Detective Gallagher stared at her for a moment longer, then shrugged. “Sorry I wasted your time.” He started for the door, but before Thea could breathe a sigh of relief, he turned back to face her. “Maybe we should ask your daughter about last night. Just to be on the safe side.”
“She’s sleeping, and I really don’t want to wake her. She…hasn’t been feeling well lately.”
“I see.” His eyes were dark and fathomless as his gaze rested on Thea. He looked as if he wanted to say something else, but a sound from behind her drew his attention, and Thea knew without turning that her daughter was standing in the doorway. She also knew that once Nikki saw the doll in Detective Gallagher’s hand the pretense would be over.
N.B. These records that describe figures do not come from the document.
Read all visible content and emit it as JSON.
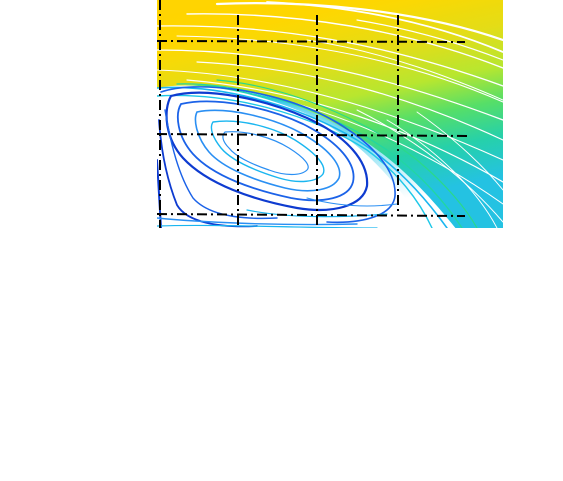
{
  "figure": {
    "kind": "streamline-velocity-field",
    "colormap": [
      "#0b2bb7",
      "#1f6fe0",
      "#17b8e6",
      "#22d6a2",
      "#5fe04a",
      "#c9e81d",
      "#f1e10f",
      "#ffd100",
      "#ffb600",
      "#ff9b1c"
    ],
    "streamline_colors": {
      "outer_flow": "#ffffff",
      "recirculation": [
        "#0e3bd0",
        "#1b62e8",
        "#2a8ff3",
        "#1ab6f0"
      ]
    },
    "grid_line_color": "#000000",
    "grid_line_style": "dash-dot"
  }
}
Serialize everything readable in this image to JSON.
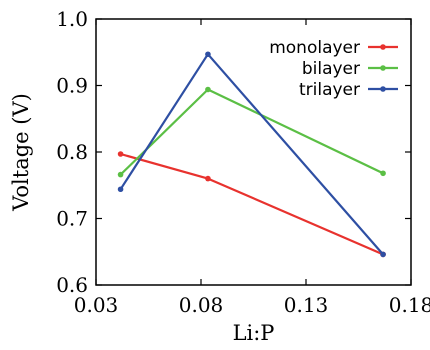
{
  "chart_data": {
    "type": "line",
    "title": "",
    "xlabel": "Li:P",
    "ylabel": "Voltage (V)",
    "xlim": [
      0.03,
      0.18
    ],
    "ylim": [
      0.6,
      1.0
    ],
    "xticks": [
      "0.03",
      "0.08",
      "0.13",
      "0.18"
    ],
    "yticks": [
      "0.6",
      "0.7",
      "0.8",
      "0.9",
      "1.0"
    ],
    "grid": false,
    "legend_position": "top-right",
    "series": [
      {
        "name": "monolayer",
        "color": "#e8322e",
        "x": [
          0.0417,
          0.0833,
          0.1667
        ],
        "y": [
          0.797,
          0.76,
          0.646
        ]
      },
      {
        "name": "bilayer",
        "color": "#5bbf45",
        "x": [
          0.0417,
          0.0833,
          0.1667
        ],
        "y": [
          0.766,
          0.894,
          0.768
        ]
      },
      {
        "name": "trilayer",
        "color": "#2e4fa3",
        "x": [
          0.0417,
          0.0833,
          0.1667
        ],
        "y": [
          0.744,
          0.947,
          0.646
        ]
      }
    ]
  }
}
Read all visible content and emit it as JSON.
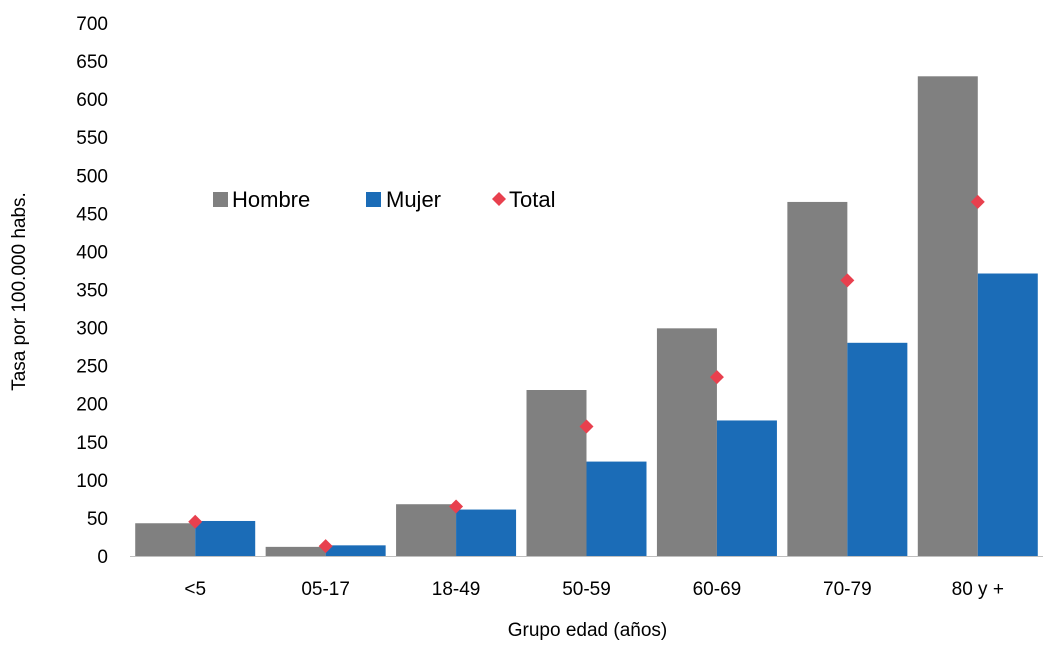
{
  "colors": {
    "hombre": "#808080",
    "mujer": "#1b6cb7",
    "total": "#e8404e",
    "axis": "#bfbfbf"
  },
  "chart_data": {
    "type": "bar",
    "title": "",
    "xlabel": "Grupo edad (años)",
    "ylabel": "Tasa por 100.000 habs.",
    "ylim": [
      0,
      700
    ],
    "yticks": [
      0,
      50,
      100,
      150,
      200,
      250,
      300,
      350,
      400,
      450,
      500,
      550,
      600,
      650,
      700
    ],
    "grid": false,
    "legend_position": "center-left",
    "categories": [
      "<5",
      "05-17",
      "18-49",
      "50-59",
      "60-69",
      "70-79",
      "80 y +"
    ],
    "series": [
      {
        "name": "Hombre",
        "type": "bar",
        "values": [
          43,
          12,
          68,
          218,
          299,
          465,
          630
        ]
      },
      {
        "name": "Mujer",
        "type": "bar",
        "values": [
          46,
          14,
          61,
          124,
          178,
          280,
          371
        ]
      },
      {
        "name": "Total",
        "type": "marker",
        "values": [
          45,
          13,
          65,
          170,
          235,
          362,
          465
        ]
      }
    ]
  }
}
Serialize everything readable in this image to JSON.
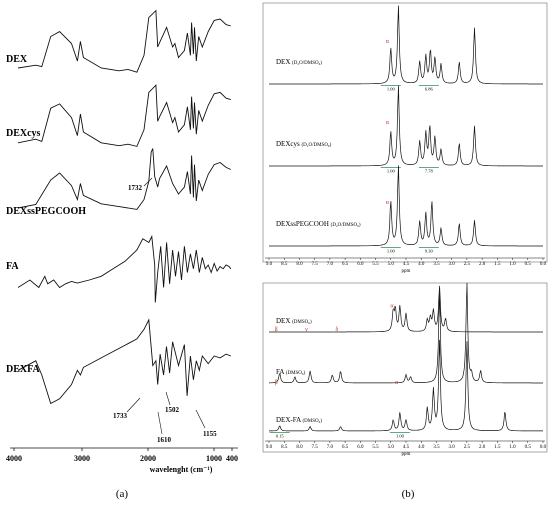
{
  "panels": {
    "a": "(a)",
    "b": "(b)"
  },
  "chart_data": [
    {
      "type": "line",
      "panel": "(a)",
      "xlabel": "wavelenght (cm⁻¹)",
      "xlim": [
        4000,
        400
      ],
      "x_ticks": [
        "4000",
        "3000",
        "2000",
        "1000",
        "400"
      ],
      "series": [
        {
          "name": "DEX",
          "x": [
            4000,
            3700,
            3600,
            3450,
            3300,
            3100,
            3000,
            2950,
            2900,
            2600,
            2300,
            2150,
            2000,
            1880,
            1800,
            1680,
            1650,
            1620,
            1500,
            1400,
            1360,
            1300,
            1200,
            1150,
            1100,
            1080,
            1050,
            1030,
            1000,
            960,
            900,
            800,
            700,
            600,
            500,
            420
          ],
          "y": [
            0.1,
            0.14,
            0.12,
            0.55,
            0.62,
            0.45,
            0.2,
            0.48,
            0.25,
            0.1,
            0.06,
            0.08,
            0.04,
            0.28,
            0.82,
            0.92,
            0.4,
            0.46,
            0.68,
            0.4,
            0.45,
            0.25,
            0.35,
            0.6,
            0.28,
            0.75,
            0.3,
            0.68,
            0.2,
            0.55,
            0.4,
            0.62,
            0.78,
            0.8,
            0.72,
            0.7
          ]
        },
        {
          "name": "DEXcys",
          "x": [
            4000,
            3700,
            3600,
            3450,
            3300,
            3100,
            3000,
            2950,
            2900,
            2600,
            2300,
            2150,
            2000,
            1880,
            1800,
            1680,
            1650,
            1620,
            1500,
            1400,
            1360,
            1300,
            1200,
            1150,
            1100,
            1080,
            1050,
            1030,
            1000,
            960,
            900,
            800,
            700,
            600,
            500,
            420
          ],
          "y": [
            0.1,
            0.15,
            0.12,
            0.58,
            0.64,
            0.45,
            0.2,
            0.5,
            0.25,
            0.1,
            0.06,
            0.08,
            0.05,
            0.28,
            0.8,
            0.9,
            0.4,
            0.46,
            0.66,
            0.38,
            0.45,
            0.25,
            0.35,
            0.6,
            0.28,
            0.74,
            0.3,
            0.66,
            0.22,
            0.55,
            0.4,
            0.62,
            0.78,
            0.8,
            0.72,
            0.7
          ]
        },
        {
          "name": "DEXssPEGCOOH",
          "x": [
            4000,
            3700,
            3450,
            3300,
            3100,
            3000,
            2950,
            2900,
            2600,
            2300,
            2000,
            1880,
            1800,
            1760,
            1732,
            1700,
            1650,
            1620,
            1500,
            1400,
            1300,
            1200,
            1150,
            1100,
            1080,
            1050,
            1030,
            1000,
            960,
            900,
            800,
            700,
            600,
            500,
            420
          ],
          "y": [
            0.1,
            0.15,
            0.5,
            0.6,
            0.42,
            0.22,
            0.45,
            0.28,
            0.16,
            0.12,
            0.08,
            0.22,
            0.48,
            0.9,
            0.95,
            0.55,
            0.4,
            0.52,
            0.7,
            0.45,
            0.3,
            0.4,
            0.62,
            0.3,
            0.85,
            0.25,
            0.72,
            0.2,
            0.5,
            0.35,
            0.58,
            0.72,
            0.75,
            0.68,
            0.65
          ]
        },
        {
          "name": "FA",
          "x": [
            4000,
            3800,
            3650,
            3550,
            3500,
            3400,
            3300,
            3200,
            3100,
            3000,
            2800,
            2600,
            2400,
            2200,
            2000,
            1900,
            1800,
            1750,
            1700,
            1690,
            1650,
            1600,
            1550,
            1500,
            1450,
            1400,
            1350,
            1300,
            1250,
            1200,
            1150,
            1100,
            1050,
            1000,
            950,
            900,
            850,
            800,
            750,
            700,
            650,
            600,
            550,
            500,
            450,
            420
          ],
          "y": [
            0.3,
            0.4,
            0.3,
            0.45,
            0.35,
            0.4,
            0.3,
            0.35,
            0.38,
            0.36,
            0.4,
            0.45,
            0.55,
            0.65,
            0.8,
            0.95,
            0.9,
            0.98,
            0.6,
            0.1,
            0.5,
            0.85,
            0.3,
            0.9,
            0.35,
            0.8,
            0.45,
            0.78,
            0.4,
            0.85,
            0.5,
            0.75,
            0.55,
            0.8,
            0.5,
            0.7,
            0.55,
            0.6,
            0.5,
            0.62,
            0.52,
            0.58,
            0.55,
            0.6,
            0.58,
            0.55
          ]
        },
        {
          "name": "DEXFA",
          "x": [
            4000,
            3700,
            3600,
            3450,
            3300,
            3100,
            3000,
            2950,
            2900,
            2600,
            2300,
            2000,
            1880,
            1800,
            1733,
            1680,
            1650,
            1610,
            1550,
            1502,
            1450,
            1400,
            1300,
            1200,
            1155,
            1100,
            1050,
            1000,
            950,
            900,
            800,
            700,
            600,
            500,
            420
          ],
          "y": [
            0.45,
            0.55,
            0.4,
            0.1,
            0.15,
            0.3,
            0.45,
            0.4,
            0.48,
            0.58,
            0.68,
            0.78,
            0.88,
            0.98,
            0.5,
            0.55,
            0.3,
            0.62,
            0.4,
            0.7,
            0.42,
            0.75,
            0.5,
            0.72,
            0.18,
            0.6,
            0.35,
            0.55,
            0.45,
            0.6,
            0.52,
            0.6,
            0.58,
            0.62,
            0.6
          ]
        }
      ],
      "annotations": [
        {
          "label": "1732",
          "x": 1732,
          "series": "DEXssPEGCOOH"
        },
        {
          "label": "1733",
          "x": 1733,
          "series": "DEXFA"
        },
        {
          "label": "1610",
          "x": 1610,
          "series": "DEXFA"
        },
        {
          "label": "1502",
          "x": 1502,
          "series": "DEXFA"
        },
        {
          "label": "1155",
          "x": 1155,
          "series": "DEXFA"
        }
      ],
      "legend": "inline-left"
    },
    {
      "type": "line",
      "panel": "(b) top",
      "xlabel": "ppm",
      "xlim": [
        9.0,
        0.0
      ],
      "x_ticks": [
        "9.0",
        "8.5",
        "8.0",
        "7.5",
        "7.0",
        "6.5",
        "6.0",
        "5.5",
        "5.0",
        "4.5",
        "4.0",
        "3.5",
        "3.0",
        "2.5",
        "2.0",
        "1.5",
        "1.0",
        "0.5",
        "0.0"
      ],
      "series": [
        {
          "name": "DEX",
          "solvent": "(D₂O/DMSO₆)",
          "peaks": [
            [
              5.0,
              0.45
            ],
            [
              4.75,
              1.0
            ],
            [
              4.05,
              0.28
            ],
            [
              3.85,
              0.35
            ],
            [
              3.7,
              0.42
            ],
            [
              3.55,
              0.32
            ],
            [
              3.35,
              0.25
            ],
            [
              2.75,
              0.28
            ],
            [
              2.25,
              0.72
            ]
          ],
          "marker": {
            "label": "α",
            "ppm": 5.0
          },
          "integrals": [
            {
              "ppm": 5.0,
              "value": "1.00"
            },
            {
              "ppm": 3.75,
              "value": "6.86"
            }
          ]
        },
        {
          "name": "DEXcys",
          "solvent": "(D₂O/DMSO₆)",
          "peaks": [
            [
              5.0,
              0.42
            ],
            [
              4.75,
              1.0
            ],
            [
              4.05,
              0.3
            ],
            [
              3.85,
              0.4
            ],
            [
              3.72,
              0.48
            ],
            [
              3.55,
              0.35
            ],
            [
              3.35,
              0.2
            ],
            [
              2.75,
              0.28
            ],
            [
              2.25,
              0.5
            ]
          ],
          "marker": {
            "label": "α",
            "ppm": 5.0
          },
          "integrals": [
            {
              "ppm": 5.0,
              "value": "1.00"
            },
            {
              "ppm": 3.75,
              "value": "7.78"
            }
          ]
        },
        {
          "name": "DEXssPEGCOOH",
          "solvent": "(D₂O/DMSO₆)",
          "peaks": [
            [
              5.0,
              0.55
            ],
            [
              4.75,
              1.0
            ],
            [
              4.05,
              0.3
            ],
            [
              3.85,
              0.4
            ],
            [
              3.65,
              0.55
            ],
            [
              3.35,
              0.22
            ],
            [
              2.75,
              0.28
            ],
            [
              2.25,
              0.32
            ]
          ],
          "marker": {
            "label": "α",
            "ppm": 5.0
          },
          "integrals": [
            {
              "ppm": 5.0,
              "value": "1.00"
            },
            {
              "ppm": 3.75,
              "value": "9.30"
            }
          ]
        }
      ]
    },
    {
      "type": "line",
      "panel": "(b) bottom",
      "xlabel": "ppm",
      "xlim": [
        9.0,
        0.0
      ],
      "x_ticks": [
        "9.0",
        "8.5",
        "8.0",
        "7.5",
        "7.0",
        "6.5",
        "6.0",
        "5.5",
        "5.0",
        "4.5",
        "4.0",
        "3.5",
        "3.0",
        "2.5",
        "2.0",
        "1.5",
        "1.0",
        "0.5",
        "0.0"
      ],
      "series": [
        {
          "name": "DEX",
          "solvent": "(DMSO₆)",
          "peaks": [
            [
              4.92,
              0.42
            ],
            [
              4.85,
              0.48
            ],
            [
              4.7,
              0.55
            ],
            [
              4.5,
              0.4
            ],
            [
              3.8,
              0.25
            ],
            [
              3.7,
              0.3
            ],
            [
              3.6,
              0.45
            ],
            [
              3.4,
              1.0
            ],
            [
              3.2,
              0.28
            ]
          ],
          "markers": [
            {
              "label": "α",
              "ppm": 4.85
            }
          ]
        },
        {
          "name": "FA",
          "solvent": "(DMSO₆)",
          "peaks": [
            [
              8.65,
              0.1
            ],
            [
              8.15,
              0.06
            ],
            [
              7.65,
              0.12
            ],
            [
              6.92,
              0.08
            ],
            [
              6.65,
              0.12
            ],
            [
              4.5,
              0.08
            ],
            [
              4.35,
              0.06
            ],
            [
              3.4,
              0.9
            ],
            [
              2.5,
              1.0
            ],
            [
              2.35,
              0.08
            ],
            [
              2.05,
              0.12
            ]
          ],
          "markers": [
            {
              "label": "β",
              "ppm": 8.65
            },
            {
              "label": "γ",
              "ppm": 7.65
            },
            {
              "label": "δ",
              "ppm": 6.65
            }
          ]
        },
        {
          "name": "DEX-FA",
          "solvent": "(DMSO₆)",
          "peaks": [
            [
              8.65,
              0.06
            ],
            [
              7.65,
              0.05
            ],
            [
              6.65,
              0.05
            ],
            [
              4.92,
              0.12
            ],
            [
              4.7,
              0.2
            ],
            [
              4.5,
              0.12
            ],
            [
              3.8,
              0.25
            ],
            [
              3.6,
              0.45
            ],
            [
              3.4,
              1.0
            ],
            [
              2.5,
              1.0
            ],
            [
              1.25,
              0.22
            ]
          ],
          "markers": [
            {
              "label": "α",
              "ppm": 4.7
            },
            {
              "label": "β",
              "ppm": 8.65
            }
          ],
          "integrals": [
            {
              "ppm": 8.65,
              "value": "0.15"
            },
            {
              "ppm": 4.7,
              "value": "1.00"
            }
          ]
        }
      ]
    }
  ]
}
But Piper had disappeared behind the detective’s back, out of Nikki’s sight. Thea thought for a moment he was actually going to leave without questioning her daughter, but then in the next instant, she told herself she should have known better. He was a cop, wasn’t he? No one was sacred. Not even a wounded four-year-old girl.
“You must be Nikki.” His tone lowered, became almost gentle. He walked pas
t Thea before she could protest and knelt in front of her daughter. “Your mother and I were just talking about you. I’m Detective Gallagher.”
Nikki was still dressed in her pajamas, looking soft and sweetly rumpled, her cloud of dark hair hanging in tangles down her back. She stared at Detective Gallagher, her brown eyes wide with fright.
Thea moved quickly to Nikki’s side and knelt beside her, smoothing back her hair. “It’s okay, sweetie. He’s not going to hurt you.”
She gave Gallagher a warning glance, and he smiled reassuringly at Nikki. A rather devastating smile, Thea thought fleetingly.
“Why don’t you call me John? That’s what my friends call me. Some of them even call me Johnny.”
How ludicrous. The man looked nothing like a Johnny.
Nikki’s gaze silently probed his features, searching for signs of violence. Rick had taught their daughter well, too. Thea’s heart twisted, watching her.
Still kneeling in front of Nikki, John said, “I wonder if you could help me out, Nikki. I found a pretty little doll on the roof last night. Come to think of it, she looks a lot like you. I rescued her before she got rained on, and now I’m trying to find out who she belongs to.” He brought the doll around and laid her across his knee.
Nikki made a guttural sound deep in her throat and snatched Piper from his knee, clutching her tightly to her chest as she backed into the tiny hallway.
“I take it she belongs to you,” John said softly. He glanced at Thea, his gaze cold and accusing. “What was your doll doing on the roof, Nikki? Did you leave her there?”
Nikki looked near tears. Her eyes were like two huge O’s. She continued to back away from Detective Gallagher, until she was trapped against the wall. Then she slid down to sit on the floor, curling into a soft protective ball around Piper.
“I’m not going to hurt you,” John said, making no move toward the little girl. “I just need to ask you a few questions.”
Shaken by her daughter’s reaction, Thea pushed past the detective and gathered Nikki into her arms. Nikki whimpered, burying her face in Thea’s shoulder as she clutched Piper tightly. “She can’t answer your questions, Detective,” Thea said coldly. “Why don’t you just go away and leave us alone?”